Иоганн уехал снова в Кальмар… Сказал, что вернется только на следующий день. Какое ей дело до него… он совсем даже неплох, но если она останется, ее сожгут. Венчание в церкви? Его сумасбродство! Еще и еретичкой признают. Тогда точно костер! Нет, еду к матери. Ящики, дверцы настежь… Ее руки быстро выгребают все серебро и деньги, что он хранит в шкафчиках своей (или, как он называет «их») каморки-спальни, сбрасывают в мешок, ставший сразу тяжелым. Она натыкается на бочонок для причастия, опускает на время мешок на пол, отозвавшийся глухим бряцаньем, находит свинцовый бокал, наполняет его и залпом опрокидывает кислое, вызывающее оскомину вино.
- Тьфу! Почти укус! – Ее передернуло. Илве всегда  нравилось послаще. От вина потеплело, голова чуть закружилась, решительности прибавилось. – Что мне всю жизнь псалмы, да проповеди слушать? Я жизни хочу! Нужна мне его любовь!
Теперь быстро в алтарь. Самое ценное - дарохранительница. Как ярко, до рези в глазах светится ее позолота. Слегка звякнув, тяжелый драгоценный сосуд падает в мешок. Пара подсвечников. Вот этих, поменьше. Остальные больно тяжелые, трудно будет тащить, да и возница, с повозки, что она наняла днем, может догадаться. Хотя он не из местных. Случайный проезжий. Теперь все переложить тряпьем, чтобы не звякало - на это и ризы сгодятся, те самые, белоснежные, сопричастные первой ночи их брачной любви, и скорее на выход. Немые статуи святых провожают ее взглядом полным укоризны. Она бросает последний взор на алтарь, но Спаситель дремлет безучастно на кресте.  Отчего так жжет внутри…
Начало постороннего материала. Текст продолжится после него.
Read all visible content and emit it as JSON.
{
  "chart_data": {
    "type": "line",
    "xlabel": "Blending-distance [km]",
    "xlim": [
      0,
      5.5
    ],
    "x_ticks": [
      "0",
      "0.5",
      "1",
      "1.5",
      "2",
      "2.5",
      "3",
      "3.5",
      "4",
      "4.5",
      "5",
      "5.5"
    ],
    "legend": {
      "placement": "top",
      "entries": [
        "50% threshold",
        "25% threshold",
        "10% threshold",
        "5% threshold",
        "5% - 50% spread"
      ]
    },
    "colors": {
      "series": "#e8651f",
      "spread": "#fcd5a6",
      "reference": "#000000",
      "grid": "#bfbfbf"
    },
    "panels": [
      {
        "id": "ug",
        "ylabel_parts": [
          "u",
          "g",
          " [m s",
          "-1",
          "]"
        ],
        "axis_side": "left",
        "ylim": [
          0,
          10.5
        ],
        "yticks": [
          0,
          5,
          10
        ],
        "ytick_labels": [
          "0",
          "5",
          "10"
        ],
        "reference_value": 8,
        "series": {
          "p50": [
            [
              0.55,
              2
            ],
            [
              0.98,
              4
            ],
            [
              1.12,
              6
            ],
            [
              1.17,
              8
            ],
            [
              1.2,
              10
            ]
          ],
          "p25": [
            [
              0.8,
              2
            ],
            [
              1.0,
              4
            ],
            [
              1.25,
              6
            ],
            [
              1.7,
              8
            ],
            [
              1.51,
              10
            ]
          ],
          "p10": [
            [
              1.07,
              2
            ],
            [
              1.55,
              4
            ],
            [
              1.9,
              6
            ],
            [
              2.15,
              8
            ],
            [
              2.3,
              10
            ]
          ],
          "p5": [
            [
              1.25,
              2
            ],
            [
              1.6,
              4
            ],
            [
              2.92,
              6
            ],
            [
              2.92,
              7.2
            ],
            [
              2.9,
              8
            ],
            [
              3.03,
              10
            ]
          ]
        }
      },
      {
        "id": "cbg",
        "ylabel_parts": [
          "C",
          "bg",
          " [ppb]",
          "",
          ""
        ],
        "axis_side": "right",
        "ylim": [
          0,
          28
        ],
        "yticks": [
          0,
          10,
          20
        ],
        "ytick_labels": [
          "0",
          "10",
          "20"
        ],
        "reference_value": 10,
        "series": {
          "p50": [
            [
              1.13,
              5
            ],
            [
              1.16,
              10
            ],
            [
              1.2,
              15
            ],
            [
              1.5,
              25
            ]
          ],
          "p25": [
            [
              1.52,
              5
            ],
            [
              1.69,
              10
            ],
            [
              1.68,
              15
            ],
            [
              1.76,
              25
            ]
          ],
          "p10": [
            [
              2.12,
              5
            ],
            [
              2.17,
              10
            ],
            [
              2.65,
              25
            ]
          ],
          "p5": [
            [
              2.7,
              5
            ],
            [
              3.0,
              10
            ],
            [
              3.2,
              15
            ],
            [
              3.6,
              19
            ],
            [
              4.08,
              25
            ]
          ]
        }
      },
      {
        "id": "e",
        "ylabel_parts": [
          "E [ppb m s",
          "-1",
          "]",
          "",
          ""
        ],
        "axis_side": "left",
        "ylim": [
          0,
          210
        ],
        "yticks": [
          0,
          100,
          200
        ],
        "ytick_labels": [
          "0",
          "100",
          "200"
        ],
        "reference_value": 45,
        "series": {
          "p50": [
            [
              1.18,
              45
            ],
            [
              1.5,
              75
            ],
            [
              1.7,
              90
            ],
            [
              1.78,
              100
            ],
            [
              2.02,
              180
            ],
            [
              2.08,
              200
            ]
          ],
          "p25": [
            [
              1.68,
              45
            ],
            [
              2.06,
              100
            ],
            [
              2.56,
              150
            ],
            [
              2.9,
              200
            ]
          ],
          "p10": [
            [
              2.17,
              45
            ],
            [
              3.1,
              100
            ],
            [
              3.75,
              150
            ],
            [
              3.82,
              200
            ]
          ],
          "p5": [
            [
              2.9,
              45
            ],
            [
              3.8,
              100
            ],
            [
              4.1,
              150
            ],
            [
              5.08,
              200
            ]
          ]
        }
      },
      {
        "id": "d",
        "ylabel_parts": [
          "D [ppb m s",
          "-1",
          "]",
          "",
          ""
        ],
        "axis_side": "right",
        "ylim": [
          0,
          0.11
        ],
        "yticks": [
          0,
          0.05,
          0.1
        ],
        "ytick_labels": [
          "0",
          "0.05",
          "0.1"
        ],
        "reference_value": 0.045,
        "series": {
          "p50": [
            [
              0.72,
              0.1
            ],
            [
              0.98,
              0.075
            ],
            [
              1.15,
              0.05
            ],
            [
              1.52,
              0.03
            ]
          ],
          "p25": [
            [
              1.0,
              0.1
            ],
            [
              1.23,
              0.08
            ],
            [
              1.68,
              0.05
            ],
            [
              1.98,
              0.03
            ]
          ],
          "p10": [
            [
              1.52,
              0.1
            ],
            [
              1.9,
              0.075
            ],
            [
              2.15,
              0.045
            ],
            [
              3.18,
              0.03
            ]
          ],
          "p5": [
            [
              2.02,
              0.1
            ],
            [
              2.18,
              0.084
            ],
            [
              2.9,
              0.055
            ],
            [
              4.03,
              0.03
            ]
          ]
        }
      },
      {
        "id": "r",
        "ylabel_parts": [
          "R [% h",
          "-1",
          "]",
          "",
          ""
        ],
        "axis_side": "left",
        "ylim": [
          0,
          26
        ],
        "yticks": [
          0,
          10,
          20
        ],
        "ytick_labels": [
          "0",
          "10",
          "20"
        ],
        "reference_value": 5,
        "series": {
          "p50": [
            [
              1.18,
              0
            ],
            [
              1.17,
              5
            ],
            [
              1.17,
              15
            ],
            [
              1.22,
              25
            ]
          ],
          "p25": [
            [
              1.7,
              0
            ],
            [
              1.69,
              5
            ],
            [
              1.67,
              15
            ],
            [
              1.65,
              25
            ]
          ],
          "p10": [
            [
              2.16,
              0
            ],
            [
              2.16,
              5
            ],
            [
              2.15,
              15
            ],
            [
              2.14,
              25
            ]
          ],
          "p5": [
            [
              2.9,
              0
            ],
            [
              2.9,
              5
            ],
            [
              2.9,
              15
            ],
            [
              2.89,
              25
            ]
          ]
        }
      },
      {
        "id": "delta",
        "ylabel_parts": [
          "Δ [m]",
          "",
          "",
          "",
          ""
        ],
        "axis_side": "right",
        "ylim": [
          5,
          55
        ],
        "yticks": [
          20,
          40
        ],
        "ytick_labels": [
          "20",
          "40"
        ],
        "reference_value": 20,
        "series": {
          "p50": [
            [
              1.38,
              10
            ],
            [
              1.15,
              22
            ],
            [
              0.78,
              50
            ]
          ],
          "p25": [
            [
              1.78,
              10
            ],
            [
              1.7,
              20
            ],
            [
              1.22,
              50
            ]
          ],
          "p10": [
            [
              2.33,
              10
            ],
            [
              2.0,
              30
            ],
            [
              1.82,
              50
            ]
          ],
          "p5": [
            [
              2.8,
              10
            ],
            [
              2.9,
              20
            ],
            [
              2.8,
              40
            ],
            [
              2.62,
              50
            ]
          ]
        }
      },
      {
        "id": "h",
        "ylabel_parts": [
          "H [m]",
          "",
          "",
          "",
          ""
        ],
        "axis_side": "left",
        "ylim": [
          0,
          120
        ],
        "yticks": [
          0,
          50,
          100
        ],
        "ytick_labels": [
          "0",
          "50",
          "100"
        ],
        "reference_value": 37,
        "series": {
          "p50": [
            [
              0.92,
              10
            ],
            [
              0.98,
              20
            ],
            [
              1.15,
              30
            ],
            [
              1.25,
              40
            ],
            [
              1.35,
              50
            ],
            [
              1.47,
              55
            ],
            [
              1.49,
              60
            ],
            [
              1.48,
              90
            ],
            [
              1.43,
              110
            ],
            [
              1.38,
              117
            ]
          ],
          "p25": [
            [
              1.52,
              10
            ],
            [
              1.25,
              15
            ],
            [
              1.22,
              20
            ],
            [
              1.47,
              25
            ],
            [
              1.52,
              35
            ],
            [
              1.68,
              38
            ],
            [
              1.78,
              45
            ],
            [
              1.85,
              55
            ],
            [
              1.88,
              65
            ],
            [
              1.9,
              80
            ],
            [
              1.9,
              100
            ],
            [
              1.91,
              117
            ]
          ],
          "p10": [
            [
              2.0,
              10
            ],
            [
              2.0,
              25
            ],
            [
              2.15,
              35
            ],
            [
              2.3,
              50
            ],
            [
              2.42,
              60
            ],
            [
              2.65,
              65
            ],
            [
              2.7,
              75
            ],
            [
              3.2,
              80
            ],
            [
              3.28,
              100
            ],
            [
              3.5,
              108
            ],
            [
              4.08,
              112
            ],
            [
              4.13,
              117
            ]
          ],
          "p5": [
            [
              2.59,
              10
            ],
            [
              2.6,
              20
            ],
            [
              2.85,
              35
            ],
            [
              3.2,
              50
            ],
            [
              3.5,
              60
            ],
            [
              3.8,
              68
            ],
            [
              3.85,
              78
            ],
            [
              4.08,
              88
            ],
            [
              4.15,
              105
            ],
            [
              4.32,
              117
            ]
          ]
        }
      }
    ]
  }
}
Снова Сесиль. С ней какой-то маленький жилистый человечек с оливковой кожей, редкими волосами и хитрыми бегающими глазками под нависшими веками.  Стопочка серебряных монет на столе - цена украденного. Кажется, что смешно мало за всё. Она смотрит с сомнением и недоверием на подругу. Та все понимает, отводит глаза в сторону и тараторит:
- С ума сошла! Зато быстро! И тебе немедленно надо уезжать в Мору. А я завтра со своим морячком в Любек…
Отчего так жжет все внутри… Господи, зачем она сделала это? Зачем она своровала эти вещи, деньги у Иоганна?
Сейчас она с матерью… Но почему ей так неприятно на нее смотреть и слышать слова, вылетающие изо рта, похожего на зев жабы с торчащими обломанными клыками?
- Шубка неплохая, сапожки, а вот деньжат маловато взяла с него, дочка! – Мать рассматривает монеты, лежащие на столе, берет одну из них толстыми грязными пальцами, пытается попробовать на вкус, дышит часто, сипло и тяжело, как животное. Илва сейчас думает о ней с таким отвращением, что пробирает дрожь. Жар в груди не стихает… 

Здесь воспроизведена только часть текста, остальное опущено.